Earlier this month, the historic Penn Center, a 50-acre site in St Helena Island, South Carolina, that served as one of the nation’s first schools for formerly enslaved people of African descent in the 1860s, joined a Unesco network. It was named one of 22 places around the world that holds significance for its preservation of enslaved people’s history by the Unesco Network of Places of History and Memory.
The network is part of the organization’s Routes of Enslaved Peoples: Resistance, Liberty and Heritage program that was launched in 1994 to recognize the history of slavery and its impact on the world. Over the course of the five-year initiative, the institutions’ staffs will share sustainability practices and create shared activities through the international network.
“The legacy of the transatlantic slave trade still scars our societies. We must remember the places which bear witness to one of humanity’s greatest crimes,” Audrey Azoulay, Unesco’s director general, said in a statement. “Preserving and visiting these places will help us honour the memory of its millions of victims, advance scientific knowledge and educate new generations.”
Founded in 1862 by northern abolitionists, the Penn Center, formerly known as the Penn School, was one of the first schools for formerly enslaved people of African descent in the southern US. After the school’s closing in 1948, the center became a hub for social justice organizing and the civil rights movement in the 1950s and 60s. Dr Martin Luther King Jr and the staff of the civil rights group the Southern Christian Leadership Council used the center as a safe haven for interracial dialogue during segregation. Designated a national historic landmark in 1974, the Penn Center now serves to preserve the history and culture of the Gullah Geechee community and to promote social justice.
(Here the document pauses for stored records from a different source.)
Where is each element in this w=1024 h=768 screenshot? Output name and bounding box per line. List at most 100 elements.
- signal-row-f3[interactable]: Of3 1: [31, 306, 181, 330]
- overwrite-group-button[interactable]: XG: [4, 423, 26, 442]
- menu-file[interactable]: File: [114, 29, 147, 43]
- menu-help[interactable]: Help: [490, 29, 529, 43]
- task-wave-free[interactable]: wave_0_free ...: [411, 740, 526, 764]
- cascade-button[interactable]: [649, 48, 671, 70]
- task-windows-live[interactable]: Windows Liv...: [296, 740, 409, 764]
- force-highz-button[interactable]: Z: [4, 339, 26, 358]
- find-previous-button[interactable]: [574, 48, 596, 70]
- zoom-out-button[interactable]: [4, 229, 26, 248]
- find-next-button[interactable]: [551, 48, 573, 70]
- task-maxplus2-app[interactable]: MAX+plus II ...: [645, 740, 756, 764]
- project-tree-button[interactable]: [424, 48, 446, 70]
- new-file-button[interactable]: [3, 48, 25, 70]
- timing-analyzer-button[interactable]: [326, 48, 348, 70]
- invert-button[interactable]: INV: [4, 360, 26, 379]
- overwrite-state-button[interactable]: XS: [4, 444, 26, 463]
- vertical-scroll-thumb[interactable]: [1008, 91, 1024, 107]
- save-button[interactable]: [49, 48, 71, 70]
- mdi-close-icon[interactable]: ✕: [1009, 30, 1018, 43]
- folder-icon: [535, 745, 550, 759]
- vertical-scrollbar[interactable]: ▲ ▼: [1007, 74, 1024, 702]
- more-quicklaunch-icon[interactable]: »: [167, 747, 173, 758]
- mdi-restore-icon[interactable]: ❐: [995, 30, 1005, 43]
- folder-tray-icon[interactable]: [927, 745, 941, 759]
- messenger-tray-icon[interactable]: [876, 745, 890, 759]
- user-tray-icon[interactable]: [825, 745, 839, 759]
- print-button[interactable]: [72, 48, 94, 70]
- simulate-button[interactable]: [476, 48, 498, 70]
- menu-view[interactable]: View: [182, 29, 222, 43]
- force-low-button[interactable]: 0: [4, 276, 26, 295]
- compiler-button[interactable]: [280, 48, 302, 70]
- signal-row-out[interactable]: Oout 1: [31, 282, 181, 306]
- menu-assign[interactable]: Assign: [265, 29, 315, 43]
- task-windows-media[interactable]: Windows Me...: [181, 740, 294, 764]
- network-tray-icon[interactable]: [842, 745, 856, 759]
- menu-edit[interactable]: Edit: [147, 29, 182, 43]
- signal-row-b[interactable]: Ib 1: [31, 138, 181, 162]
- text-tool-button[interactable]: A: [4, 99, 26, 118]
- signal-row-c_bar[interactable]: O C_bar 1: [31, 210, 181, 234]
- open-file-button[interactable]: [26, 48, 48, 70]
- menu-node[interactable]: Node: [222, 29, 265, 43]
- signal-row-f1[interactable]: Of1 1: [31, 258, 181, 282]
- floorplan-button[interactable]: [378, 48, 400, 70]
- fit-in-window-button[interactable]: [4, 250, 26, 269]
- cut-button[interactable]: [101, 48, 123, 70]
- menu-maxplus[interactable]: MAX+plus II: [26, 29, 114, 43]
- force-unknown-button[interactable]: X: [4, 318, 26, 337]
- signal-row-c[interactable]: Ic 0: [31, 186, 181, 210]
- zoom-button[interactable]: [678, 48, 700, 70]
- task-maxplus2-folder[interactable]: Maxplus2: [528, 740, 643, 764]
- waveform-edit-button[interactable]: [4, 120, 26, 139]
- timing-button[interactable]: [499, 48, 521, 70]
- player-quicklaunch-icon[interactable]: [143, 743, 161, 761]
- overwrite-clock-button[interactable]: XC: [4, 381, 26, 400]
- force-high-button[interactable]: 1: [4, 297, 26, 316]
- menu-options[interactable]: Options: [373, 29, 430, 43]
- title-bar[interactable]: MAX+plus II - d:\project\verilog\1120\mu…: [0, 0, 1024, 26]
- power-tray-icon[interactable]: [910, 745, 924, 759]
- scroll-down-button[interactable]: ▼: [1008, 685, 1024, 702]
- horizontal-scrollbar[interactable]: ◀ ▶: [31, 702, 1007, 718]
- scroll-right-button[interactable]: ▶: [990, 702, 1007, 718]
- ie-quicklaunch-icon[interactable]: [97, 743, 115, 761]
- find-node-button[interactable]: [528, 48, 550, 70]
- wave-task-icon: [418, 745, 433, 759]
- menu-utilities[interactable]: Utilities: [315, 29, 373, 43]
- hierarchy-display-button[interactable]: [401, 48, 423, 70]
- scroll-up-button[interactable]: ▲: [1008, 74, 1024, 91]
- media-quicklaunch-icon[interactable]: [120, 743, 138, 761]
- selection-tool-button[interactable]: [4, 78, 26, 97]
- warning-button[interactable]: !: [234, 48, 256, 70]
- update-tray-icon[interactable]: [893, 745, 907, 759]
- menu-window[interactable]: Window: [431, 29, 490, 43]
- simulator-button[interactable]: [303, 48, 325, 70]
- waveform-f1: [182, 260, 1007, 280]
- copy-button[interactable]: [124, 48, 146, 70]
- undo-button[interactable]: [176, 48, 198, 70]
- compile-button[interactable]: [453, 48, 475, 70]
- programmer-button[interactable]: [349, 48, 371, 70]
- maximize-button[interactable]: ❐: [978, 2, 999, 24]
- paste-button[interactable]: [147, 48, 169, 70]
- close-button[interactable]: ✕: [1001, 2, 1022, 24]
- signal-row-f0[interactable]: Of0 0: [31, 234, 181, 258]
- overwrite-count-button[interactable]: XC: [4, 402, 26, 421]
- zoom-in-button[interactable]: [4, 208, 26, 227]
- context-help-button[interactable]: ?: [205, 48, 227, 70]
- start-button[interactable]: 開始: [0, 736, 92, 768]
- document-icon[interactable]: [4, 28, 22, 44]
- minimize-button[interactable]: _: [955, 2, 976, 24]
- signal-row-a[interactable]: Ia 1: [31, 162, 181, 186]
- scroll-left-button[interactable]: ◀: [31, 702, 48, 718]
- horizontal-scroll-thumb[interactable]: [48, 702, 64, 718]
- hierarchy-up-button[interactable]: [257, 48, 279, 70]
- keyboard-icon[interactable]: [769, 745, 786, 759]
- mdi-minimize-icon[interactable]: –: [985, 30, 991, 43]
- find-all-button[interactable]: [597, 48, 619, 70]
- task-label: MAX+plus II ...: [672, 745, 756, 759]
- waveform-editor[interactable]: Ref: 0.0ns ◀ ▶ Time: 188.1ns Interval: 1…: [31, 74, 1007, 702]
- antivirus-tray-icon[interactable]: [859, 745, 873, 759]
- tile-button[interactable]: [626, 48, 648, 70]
The Unesco network designation underscores the significance of the Penn Center’s role in the global story of enslavement, of which historians have only captured “the tip of the iceberg”, said the center’s executive director, Robert Adams. “We’ve inherited the story of enslavement as a fragmented story,” he said. “It has a wholeness that has, here to date, eluded us, and this is that whole process of putting those pieces back together and doing it in a collective way.”
Along with the Penn Center, Abraham Lincoln’s cottage in Washington DC, the Black History Museum and Cultural Center of Virginia and the International African American Museum in Charleston, South Carolina, are other US sites listed in the network. Institutions in Brazil, Canada, Colombia, Ghana, Haiti, the Netherlands, Mexico and Nigeria are also included.
By sharing resources and brainstorming ideas, Adams hopes that the network will uncover overlapping histories and form a roadmap for later generations. The collaboration could help the institutions, he said, “ask those fundamental questions: how can we project into the future and tell these stories for today and tomorrow?”
For instance, network partners may discuss the global threat of sea level rise and how that affects the African diaspora in the south-east US as well as communities along the west African coast. “We can come together and think through both preserving the past in the face of climate change,” Adams said, “but also to think about how people can overcome the challenges that were created by enslavement and by colonialism.”